If you’ve ever been locked out of your iPhone for any period of time, you know how frustrating it can be, especially if it’s for any significant amount of time. However, sometimes the amount of time is so excessive that the best you will be able to do is reset it to factory settings. A Chinese mother claims that she has been locked out of her iPhone for nearly 50 years! Apparently, she has her toddler to thank for her locked iPhone.
Citing Kankanews, the South China Morning Post reports that a mother in Shanghai gave her two-year-old son her iPhone in January so he could watch online videos. Unfortunately, she discovered later that he had entered the incorrect passcode so many times that her phone was locked down for 25 million minutes, or the equivalent of more than 47 years.
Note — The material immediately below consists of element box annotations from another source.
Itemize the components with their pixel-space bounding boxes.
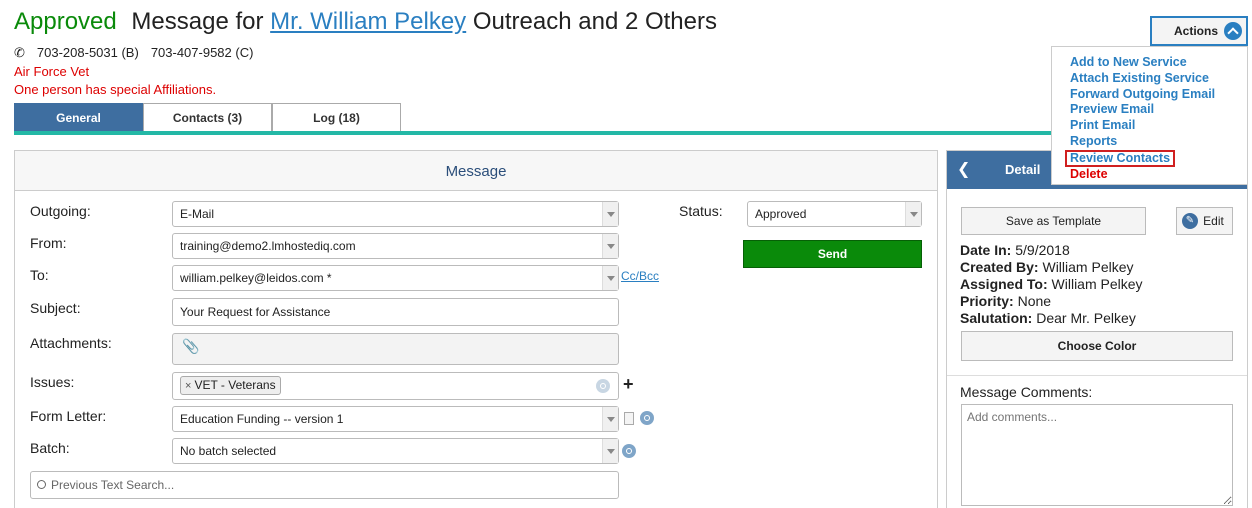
attachments-label: Attachments: — [30, 335, 112, 351]
menu-preview-email[interactable]: Preview Email — [1070, 102, 1247, 118]
vet-note: Air Force Vet — [14, 64, 90, 79]
batch-select[interactable]: No batch selected — [172, 438, 619, 464]
form-letter-label: Form Letter: — [30, 408, 107, 424]
date-in-label: Date In: — [960, 242, 1012, 258]
menu-attach-existing-service[interactable]: Attach Existing Service — [1070, 71, 1247, 87]
affiliation-note: One person has special Affiliations. — [14, 82, 217, 97]
paperclip-icon[interactable]: 📎 — [182, 338, 199, 354]
to-label: To: — [30, 267, 49, 283]
form-letter-value: Education Funding -- version 1 — [180, 412, 344, 426]
batch-value: No batch selected — [180, 444, 277, 458]
issue-tag-label: VET - Veterans — [194, 378, 276, 392]
status-label: Status: — [679, 203, 723, 219]
save-as-template-button[interactable]: Save as Template — [961, 207, 1146, 235]
message-panel: Message Outgoing: E-Mail From: training@… — [14, 150, 938, 508]
menu-print-email[interactable]: Print Email — [1070, 118, 1247, 134]
pencil-icon: ✎ — [1182, 213, 1198, 229]
assigned-to-label: Assigned To: — [960, 276, 1048, 292]
issue-tag[interactable]: × VET - Veterans — [180, 376, 281, 395]
to-value: william.pelkey@leidos.com * — [180, 271, 332, 285]
from-select[interactable]: training@demo2.lmhostediq.com — [172, 233, 619, 259]
send-button[interactable]: Send — [743, 240, 922, 268]
search-icon[interactable] — [622, 444, 636, 458]
created-by-row: Created By: William Pelkey — [960, 259, 1134, 275]
search-icon[interactable] — [640, 411, 654, 425]
salutation-row: Salutation: Dear Mr. Pelkey — [960, 310, 1136, 326]
priority-value: None — [1017, 293, 1052, 309]
subject-input[interactable]: Your Request for Assistance — [172, 298, 619, 326]
tab-contacts[interactable]: Contacts (3) — [143, 103, 272, 131]
assigned-to-row: Assigned To: William Pelkey — [960, 276, 1143, 292]
subject-label: Subject: — [30, 300, 81, 316]
search-icon[interactable] — [596, 379, 610, 393]
menu-review-contacts[interactable]: Review Contacts — [1065, 149, 1176, 167]
batch-label: Batch: — [30, 440, 70, 456]
date-in-row: Date In: 5/9/2018 — [960, 242, 1070, 258]
remove-tag-icon[interactable]: × — [185, 380, 191, 392]
from-label: From: — [30, 235, 67, 251]
actions-label: Actions — [1174, 24, 1219, 38]
menu-reports[interactable]: Reports — [1070, 134, 1247, 150]
chevron-down-icon — [602, 439, 618, 463]
tab-log[interactable]: Log (18) — [272, 103, 401, 131]
edit-button[interactable]: ✎ Edit — [1176, 207, 1233, 235]
edit-label: Edit — [1203, 214, 1224, 228]
form-letter-select[interactable]: Education Funding -- version 1 — [172, 406, 619, 432]
issues-field[interactable]: × VET - Veterans — [172, 372, 619, 400]
chevron-left-icon[interactable]: ❮ — [957, 151, 970, 189]
priority-row: Priority: None — [960, 293, 1051, 309]
issues-label: Issues: — [30, 374, 75, 390]
message-comments-label: Message Comments: — [960, 384, 1093, 400]
phone-business: 703-208-5031 (B) — [36, 45, 139, 60]
status-value: Approved — [755, 207, 807, 221]
title-prefix: Message for — [131, 8, 264, 35]
menu-forward-outgoing-email[interactable]: Forward Outgoing Email — [1070, 87, 1247, 103]
previous-text-search-placeholder: Previous Text Search... — [51, 478, 175, 492]
phone-cell: 703-407-9582 (C) — [150, 45, 254, 60]
outgoing-value: E-Mail — [180, 207, 215, 221]
title-suffix: Outreach and 2 Others — [472, 8, 717, 35]
contact-name-link[interactable]: Mr. William Pelkey — [270, 8, 466, 35]
menu-add-to-new-service[interactable]: Add to New Service — [1070, 55, 1247, 71]
chevron-down-icon — [905, 202, 921, 226]
to-select[interactable]: william.pelkey@leidos.com * — [172, 265, 619, 291]
status-select[interactable]: Approved — [747, 201, 922, 227]
message-header: Message — [15, 151, 937, 191]
search-icon — [37, 480, 46, 489]
previous-text-search-input[interactable]: Previous Text Search... — [30, 471, 619, 499]
status-title: Approved — [14, 8, 117, 35]
chevron-down-icon — [602, 407, 618, 431]
created-by-value: William Pelkey — [1042, 259, 1134, 275]
page-title: Approved Message for Mr. William Pelkey … — [14, 8, 717, 36]
created-by-label: Created By: — [960, 259, 1039, 275]
divider — [947, 375, 1247, 376]
from-value: training@demo2.lmhostediq.com — [180, 239, 356, 253]
chevron-up-icon — [1224, 22, 1242, 40]
attachments-field[interactable]: 📎 — [172, 333, 619, 365]
date-in-value: 5/9/2018 — [1015, 242, 1070, 258]
assigned-to-value: William Pelkey — [1051, 276, 1143, 292]
message-comments-input[interactable] — [961, 404, 1233, 506]
chevron-down-icon — [602, 234, 618, 258]
menu-delete[interactable]: Delete — [1070, 167, 1247, 183]
document-icon[interactable] — [624, 412, 634, 425]
tab-bar: General Contacts (3) Log (18) — [14, 103, 401, 131]
choose-color-button[interactable]: Choose Color — [961, 331, 1233, 361]
chevron-down-icon — [602, 202, 618, 226]
actions-menu: Add to New Service Attach Existing Servi… — [1051, 46, 1248, 185]
ccbcc-link[interactable]: Cc/Bcc — [621, 269, 659, 283]
salutation-value: Dear Mr. Pelkey — [1036, 310, 1136, 326]
chevron-down-icon — [602, 266, 618, 290]
actions-button[interactable]: Actions — [1150, 16, 1248, 46]
tab-general[interactable]: General — [14, 103, 143, 131]
add-issue-icon[interactable]: + — [623, 374, 634, 395]
priority-label: Priority: — [960, 293, 1014, 309]
detail-title: Detail — [1005, 162, 1041, 177]
phone-numbers: ✆ 703-208-5031 (B) 703-407-9582 (C) — [14, 45, 265, 61]
outgoing-select[interactable]: E-Mail — [172, 201, 619, 227]
detail-panel: ❮ Detail Save as Template ✎ Edit Date In:… — [946, 150, 1248, 508]
phone-icon: ✆ — [14, 45, 25, 60]
salutation-label: Salutation: — [960, 310, 1033, 326]
outgoing-label: Outgoing: — [30, 203, 91, 219]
The iPhone’s security settings automatically lock it down for a period of time after the wrong passcode is entered, starting with the fifth consecutive incorrect passcode. The more incorrect passcodes that are put in, the longer the phone is locked down, so the two-year-old boy must have entered the wrong code many times. According to The Sun, after six incorrect passcodes, an iPhone is locked for five minutes. Then 30 more minutes are added on the seventh and eighth failed attempts (15 minutes each time). After the ninth failed passcode, an hour is added to the time, and the number of minutes just keeps rising with each failed attempt.
Apple apparently takes its security settings so seriously that there isn’t a good fix for this problem. The mother reportedly took her locked iPhone to a local Apple Store and was told that her only two options are to wait the 47+ years or reset it to factory settings as a new device. Interestingly, an Apple Store employee told Kankanews that this isn’t even the longest amount of time someone has been locked out of their iPhone because the wrong passcode was entered over and over. The record could be as high as 80 years, if you can believe it.
However, it’s unclear whether it’s even possible to be locked out of your iPhone for years, as The Sun reports that Apple doesn’t really say what happens after nine failed passcode attempts. Some tech blogs noted that the Erase Data setting automatically erases the phone after 10 failed attempts. Others say that after the tenth failed attempt, the only way to get into an iPhone is by syncing it with iTunes.
At any rate, perhaps the moral of the story is this: don’t just give your small child your phone and then stop paying attention to what they’re doing. You might not like what happens to it.